A execução gerou forte comoção entre colegas de profissão e familiares. A Ordem dos Advogados do Brasil – Seção Minas Gerais (OAB-MG) repudiou o crime e cobrou investigação rigorosa, classificando o episódio como um “ataque covarde” ao Estado Democrático de Direito.

Entidades ligadas à advocacia criminal ressaltaram que o caso evidencia os riscos enfrentados por profissionais que atuam em processos de alta complexidade e defendem clientes em disputas marcadas por conflitos intensos.

Contexto e implicações

Especialistas afirmam que a brutalidade da execução — em plena luz do dia e com grande quantidade de disparos — indica crime premeditado. A gravação feita por Kamila antes do assassinato amplia as suspeitas sobre desavenças pessoais ou profissionais, mas os investigadores ainda não confirmaram se há relação direta entre o vídeo e o homicídio.

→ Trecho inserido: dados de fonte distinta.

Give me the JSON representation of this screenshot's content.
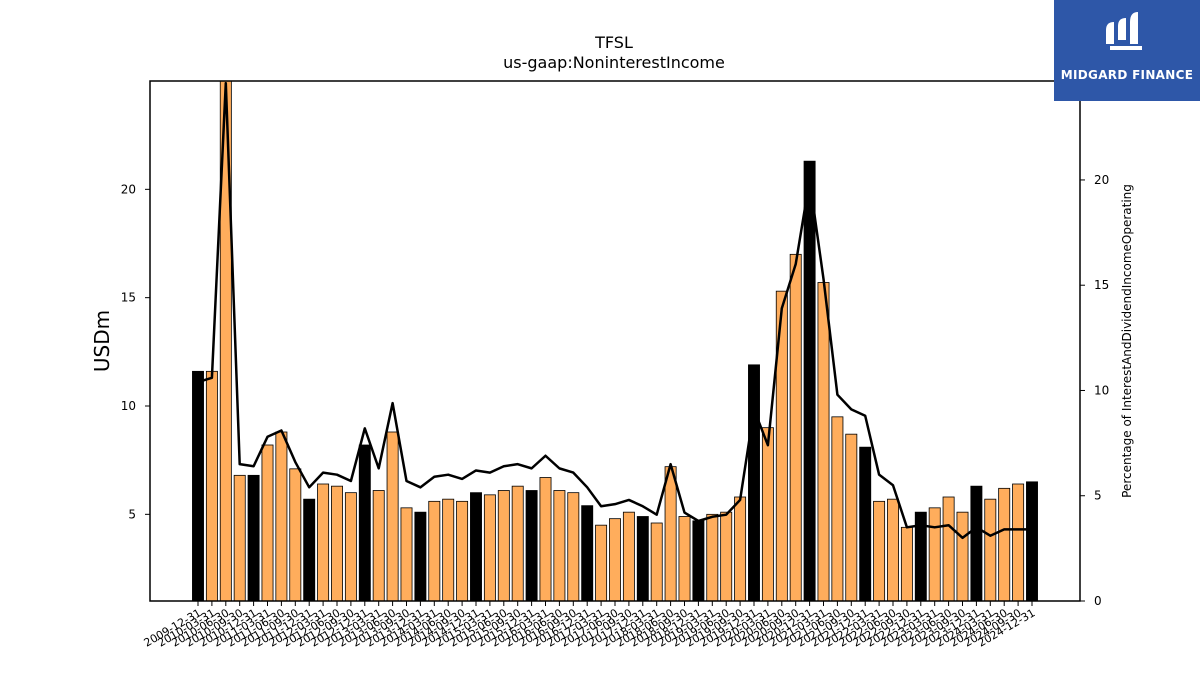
{
  "chart_data": {
    "type": "bar",
    "title": "TFSL",
    "subtitle": "us-gaap:NoninterestIncome",
    "ylabel": "USDm",
    "ylabel_right": "Percentage of InterestAndDividendIncomeOperating",
    "ylim": [
      1,
      25
    ],
    "yticks": [
      5,
      10,
      15,
      20
    ],
    "ylim_right": [
      0,
      24.7
    ],
    "yticks_right": [
      0,
      5,
      10,
      15,
      20
    ],
    "grid": false,
    "colors": {
      "quarterly": "#ffad5c",
      "annual": "#000000",
      "line": "#000000"
    },
    "categories": [
      "2009-12-31",
      "2010-03-31",
      "2010-06-30",
      "2010-09-30",
      "2010-12-31",
      "2011-03-31",
      "2011-06-30",
      "2011-09-30",
      "2011-12-31",
      "2012-03-31",
      "2012-06-30",
      "2012-09-30",
      "2012-12-31",
      "2013-03-31",
      "2013-06-30",
      "2013-09-30",
      "2013-12-31",
      "2014-03-31",
      "2014-06-30",
      "2014-09-30",
      "2014-12-31",
      "2015-03-31",
      "2015-06-30",
      "2015-09-30",
      "2015-12-31",
      "2016-03-31",
      "2016-06-30",
      "2016-09-30",
      "2016-12-31",
      "2017-03-31",
      "2017-06-30",
      "2017-09-30",
      "2017-12-31",
      "2018-03-31",
      "2018-06-30",
      "2018-09-30",
      "2018-12-31",
      "2019-03-31",
      "2019-06-30",
      "2019-09-30",
      "2019-12-31",
      "2020-03-31",
      "2020-06-30",
      "2020-09-30",
      "2020-12-31",
      "2021-03-31",
      "2021-06-30",
      "2021-09-30",
      "2021-12-31",
      "2022-03-31",
      "2022-06-30",
      "2022-09-30",
      "2022-12-31",
      "2023-03-31",
      "2023-06-30",
      "2023-09-30",
      "2023-12-31",
      "2024-03-31",
      "2024-06-30",
      "2024-09-30",
      "2024-12-31"
    ],
    "series": [
      {
        "values": [
          11.6,
          11.6,
          25.0,
          6.8,
          6.8,
          8.2,
          8.8,
          7.1,
          5.7,
          6.4,
          6.3,
          6.0,
          8.2,
          6.1,
          8.8,
          5.3,
          5.1,
          5.6,
          5.7,
          5.6,
          6.0,
          5.9,
          6.1,
          6.3,
          6.1,
          6.7,
          6.1,
          6.0,
          5.4,
          4.5,
          4.8,
          5.1,
          4.9,
          4.6,
          7.2,
          4.9,
          4.7,
          5.0,
          5.1,
          5.8,
          11.9,
          9.0,
          15.3,
          17.0,
          21.3,
          15.7,
          9.5,
          8.7,
          8.1,
          5.6,
          5.7,
          4.4,
          5.1,
          5.3,
          5.8,
          5.1,
          6.3,
          5.7,
          6.2,
          6.4,
          6.5
        ],
        "annual_flags": [
          1,
          0,
          0,
          0,
          1,
          0,
          0,
          0,
          1,
          0,
          0,
          0,
          1,
          0,
          0,
          0,
          1,
          0,
          0,
          0,
          1,
          0,
          0,
          0,
          1,
          0,
          0,
          0,
          1,
          0,
          0,
          0,
          1,
          0,
          0,
          0,
          1,
          0,
          0,
          0,
          1,
          0,
          0,
          0,
          1,
          0,
          0,
          0,
          1,
          0,
          0,
          0,
          1,
          0,
          0,
          0,
          1,
          0,
          0,
          0,
          1
        ]
      },
      {
        "axis": "right",
        "type": "line",
        "values": [
          10.4,
          10.6,
          24.6,
          6.5,
          6.4,
          7.8,
          8.1,
          6.6,
          5.4,
          6.1,
          6.0,
          5.7,
          8.2,
          6.3,
          9.4,
          5.7,
          5.4,
          5.9,
          6.0,
          5.8,
          6.2,
          6.1,
          6.4,
          6.5,
          6.3,
          6.9,
          6.3,
          6.1,
          5.4,
          4.5,
          4.6,
          4.8,
          4.5,
          4.1,
          6.5,
          4.2,
          3.8,
          4.0,
          4.1,
          4.8,
          9.1,
          7.4,
          13.9,
          16.0,
          20.0,
          15.3,
          9.8,
          9.1,
          8.8,
          6.0,
          5.5,
          3.5,
          3.6,
          3.5,
          3.6,
          3.0,
          3.5,
          3.1,
          3.4,
          3.4,
          3.4
        ]
      }
    ]
  },
  "logo": {
    "text": "MIDGARD FINANCE"
  }
}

O caso reacende o debate sobre a segurança de advogados criminalistas no Brasil. Pela Constituição, a advocacia é função essencial à Justiça, e ataques contra seus profissionais representam grave ameaça à democracia e ao livre exercício da profissão.

Próximos passos

O corpo de Kamila Cristina foi encaminhado ao Instituto Médico Legal de Belo Horizonte. O velório ocorre nesta terça-feira (23), em cerimônia restrita a familiares e amigos. A Polícia Civil segue colhendo imagens de câmeras de segurança e ouvindo testemunhas.